Search Configuration

Influent's plugin-style framework allows you to integrate optional third-party search platforms into your app to enable:

  • Indexing, error correction and configurable matching for text searches on entity and transaction data
  • Transactional pattern searches that, starting with an example account or accounts, find other accounts with similar activity histories

The example Influent apps use Apache Solr and Graph Query-by-Example (QuBE) to implement these capabilities, respectively. The following sections describe how to install and configure these platforms.

Apache Solr

Using Apache Solr, you can configure text searches on entity and transactions to adjust for misspellings and return results similar to the user's search criteria. The following sections describe how to install Solr and use the application to index your data.

NOTE: The following instructions describe how to create a single Solr core that indexes your entity and transaction data. If there is any overlap between your unique entity IDs and transaction IDs (e.g., both are sequential identifiers beginning at 1), you must create separate cores for your entity and transaction data.

Installing Solr

Create an instance of the Solr platform version 4.X.X (version 5.X is not currently supported by Influent).

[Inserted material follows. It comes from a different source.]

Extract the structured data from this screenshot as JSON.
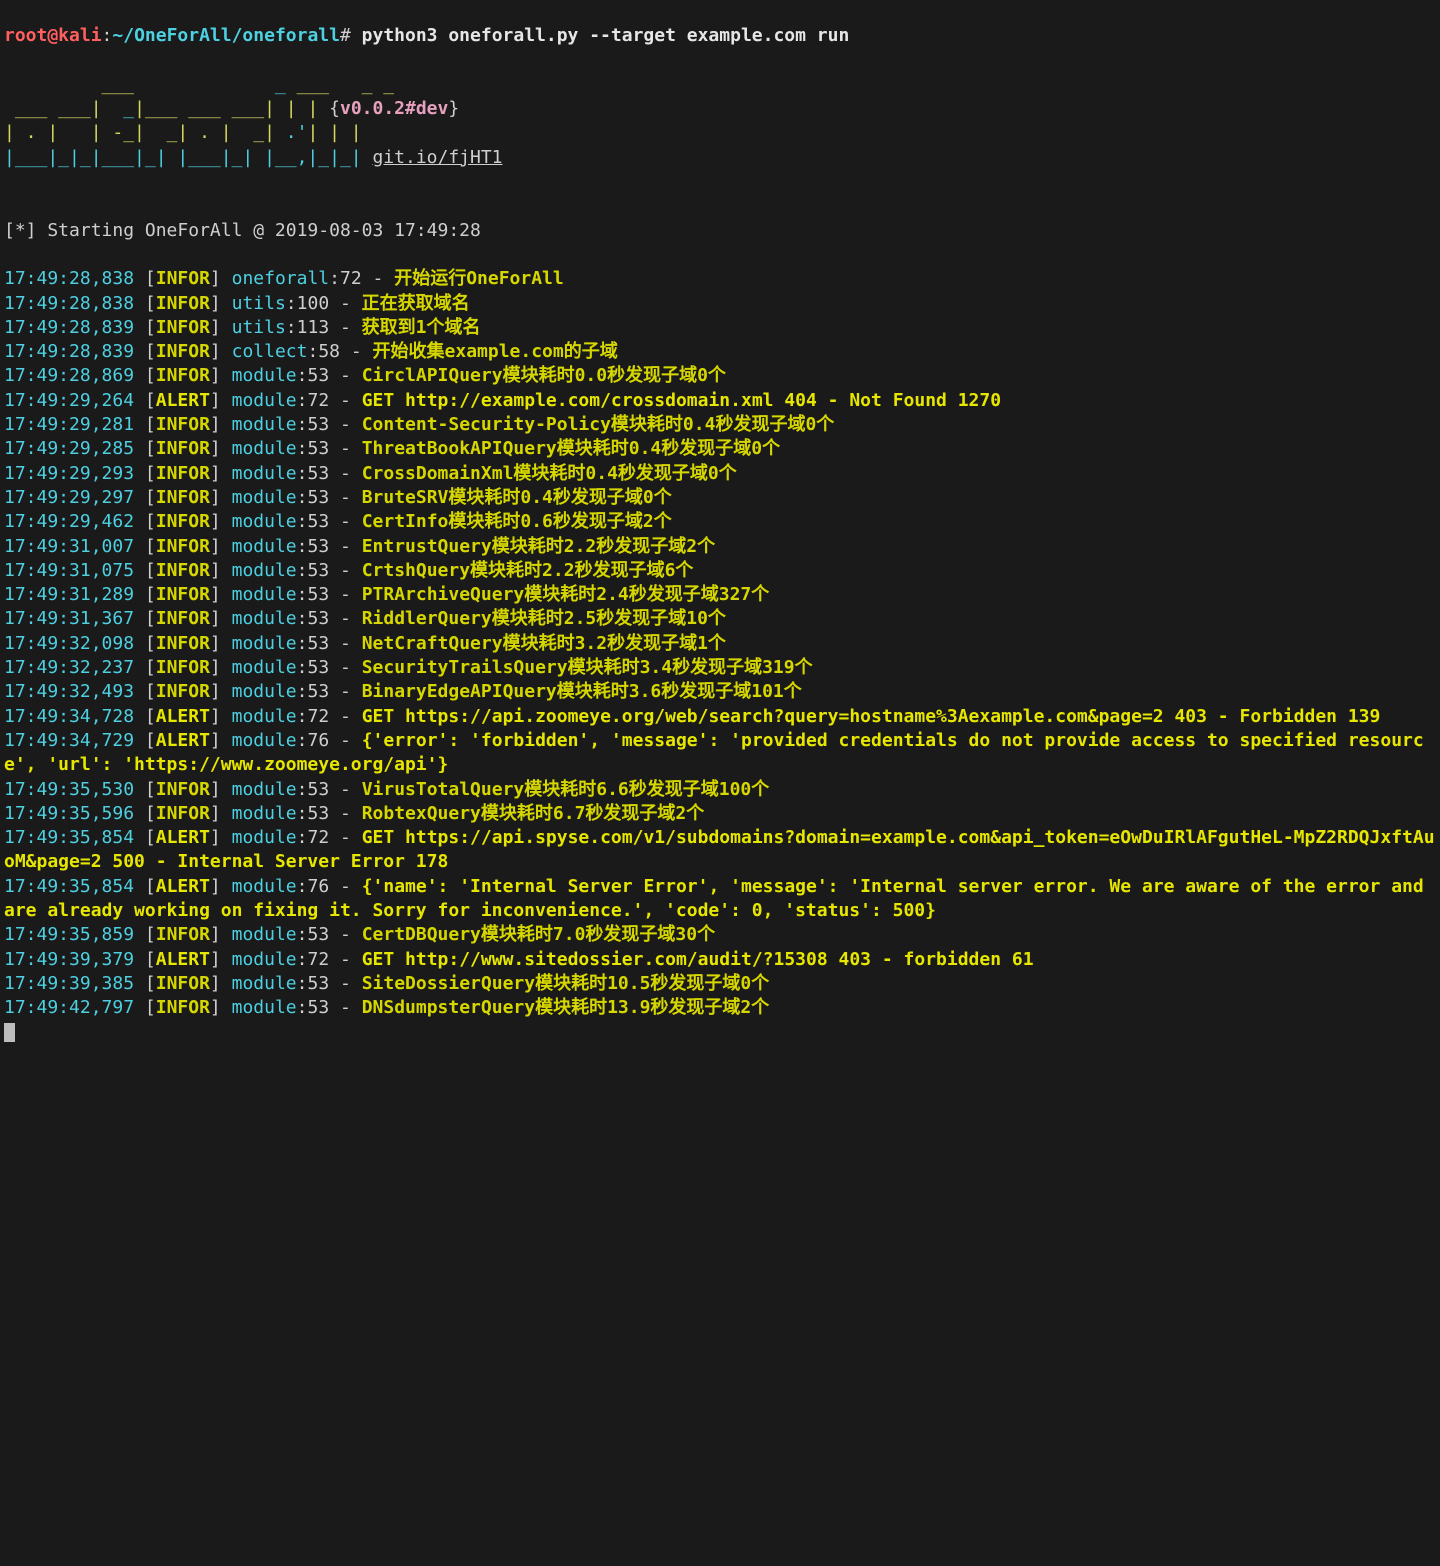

For more information on installing Solr, see the Tutorials and other documentation on the Apache Solr website.

If necessary, change the Solr home directory as described in the Solr Install wiki. This directory stores your Solr cores, which describe your Solr configuration and data schema. The default Solr home directory is the example/solr/ folder in your installation directory.

Creating a New Core Directory

In Solr, the core directory stores config and schema files that detail the fields in your transaction and/or entity tables.

NOTE: The following steps must be performed before you create a new core within the Solr Admin console.

To create a new core directory
  1. Browse to the example/solr/ folder in your Solr installation directory.
  2. Create a subfolder for the new Solr core that will index your transaction and/or entity data. Name this folder after your data source or simply call it influent.

    NOTE: We will use the latter for the purposes of this example.

  3. Create three subfolders within the influent/ folder:
    • Copy the following folders from example/example-DIH/solr/db/conf/:
      • conf/: Contains Solr Data Import Handler config files useful for importing entity data.
      • lib/: Contains a version-specific HSQLDB JDBC driver. If your database was created with a different version or is a different format, copy the appropriate JDBC driver into this folder.
    • data/: Empty folder.

Defining the Solr Schema

The schema.xml file in the conf/ folder specifies the schema of the Solr table into which your transaction and/or entity details will be imported.

To edit the schema
  1. Open the schema.xml file in the conf/ folder you copied in the previous step.
  2. Add each of the transaction (from your raw data) and/or entity (from EntitySummary) columns you want to index in the following format.

    For more information about the schema.xml format, see the Solr SchemaXml wiki page.

    <field name="lenders_name" type="text_general" indexed="true"
     stored="true" required="true" multiValued="true"/>
    

    Where:

    Name Required? Description
    name Yes Unique alphanumeric string representing the field name. Cannot start with a digit.
    type Yes Indicates the field type (e.g., string, double or date). Use only values defined by the <fieldType> elements in the schema.xml file.

    For numeric fields that should be searchable using range queries (e.g., find all values from 0 to 10), the field type should be specified as sint, slong, sfloat or sdouble.

    NOTE: Depending on your version of Solr, the available <fieldType> elements in your schema.xml file may vary.

    Review the different elements to determine which types pass their values through analyzers and filters to enable synonym matching, stopwords and stemming. The latest version of Solr uses text_general for this purpose.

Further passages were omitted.